Designers, Producers, and Users: Minority women's three identities in their costume culture

IFFTI 2019

Paper 172

Li Xin
& He Yang

Beijing Institute of Fashion Technology, China

Designers, Producers, and Users: Minority women's three identities in their costume culture

Different from the modern fashion design industry where the roles of designer, producer and user are distinct, in traditional minority societies of China, the minority women have a triplet of identities: as designers, they are people of uneven talents who must design within limited space by following the given styles of their costume; as producers, they are amateurs who not only have to participate in daily chores but also make lots of costume; as users, they are women of various ages and appearances who do not have the perfect figures of models.

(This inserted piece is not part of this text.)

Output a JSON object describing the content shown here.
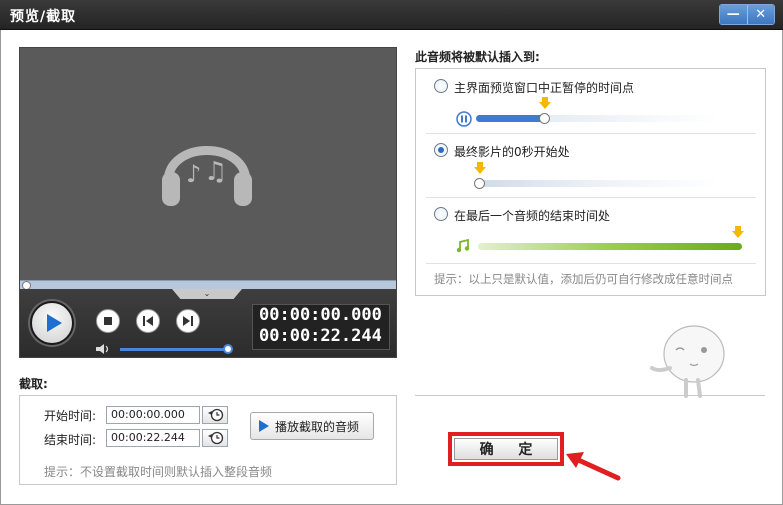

This paper focuses on the style and design detail of minority costume, and analyses the roles played by the minority women from the perspectives of design, production and use by the methods of sample measurement, field investigation and comprehensive comparison.

First, the features of minority costume in its style, structure and decoration are summarised through sample analysis. Taking the pattern as a primary example, the paper illustrates how the minority women innovate on the basis of traditional constraints so that the costume expresses individuality while adhering to the styles of the minority groups to which they belong. Second, based on fieldwork, the methods and procedures of making costume by the minority women are interpreted and analysed, noting how they accomplish the production successfully and swiftly, with the same or similar costume to mark different social identities. This establishes their identities as producers so that they are recognised by their ethnic groups. Third, by analysing the way the minority people wear and match their costume, the impact between the users and the resultant costumes are discussed. From these three aspects of the exposition, a conclusion is drawn that the triplet of identities is relevant to the modern fashion industry, as it dissolves the separation of the three identities, involves more people in the design and production processes, and allows the design work to benefit both production and use.

Li Xin

Li Xin, PhD Student of BIFT, is a major in Chinese Traditional Costume Culture, and her research focuses on the minority structure and pattern. She has been awarded ten scholarships from 2014 to present, and has published a number of papers in academic journals, such as Study of Miao “ShengShi” Phenomenon in Guizhou Shidong, A Thousand Baiku Yao and a Thousand Kinds of “Alike Pattern”—the Discussion of Personal Impact of Pattern Forming, Study of Square Structure of Miao Costume—Take Guanshou Costumes as Example, The Collar Structure and Style of Guanshou Costumes of minorities in Southern China, and Study of Folk costume structure along the Belt and Road.

He Yang

He Yang is a professor, doctoral supervisor and curator of the Ethnic Costume Museum at BIFT. She has designed uniforms for both 2008 Beijing Olympic Games and Paralympic Games. Meanwhile, she also designed uniforms for the torch relay and march-in ceremony of athletes of China for the Paralympic Games. Since 2018, Professor He has been playing a very significant role in designing the space suits, sleeping bags, and floor heating devices for “Shenzhou VII”, “Shenzhou IX” and “Shenzhou XI” for the Astronaut Center Of China. She authored Image Ethnography—Zhuang Xueben’s Photography Collection, which won 2016 German Red Dot Award—Communication Design.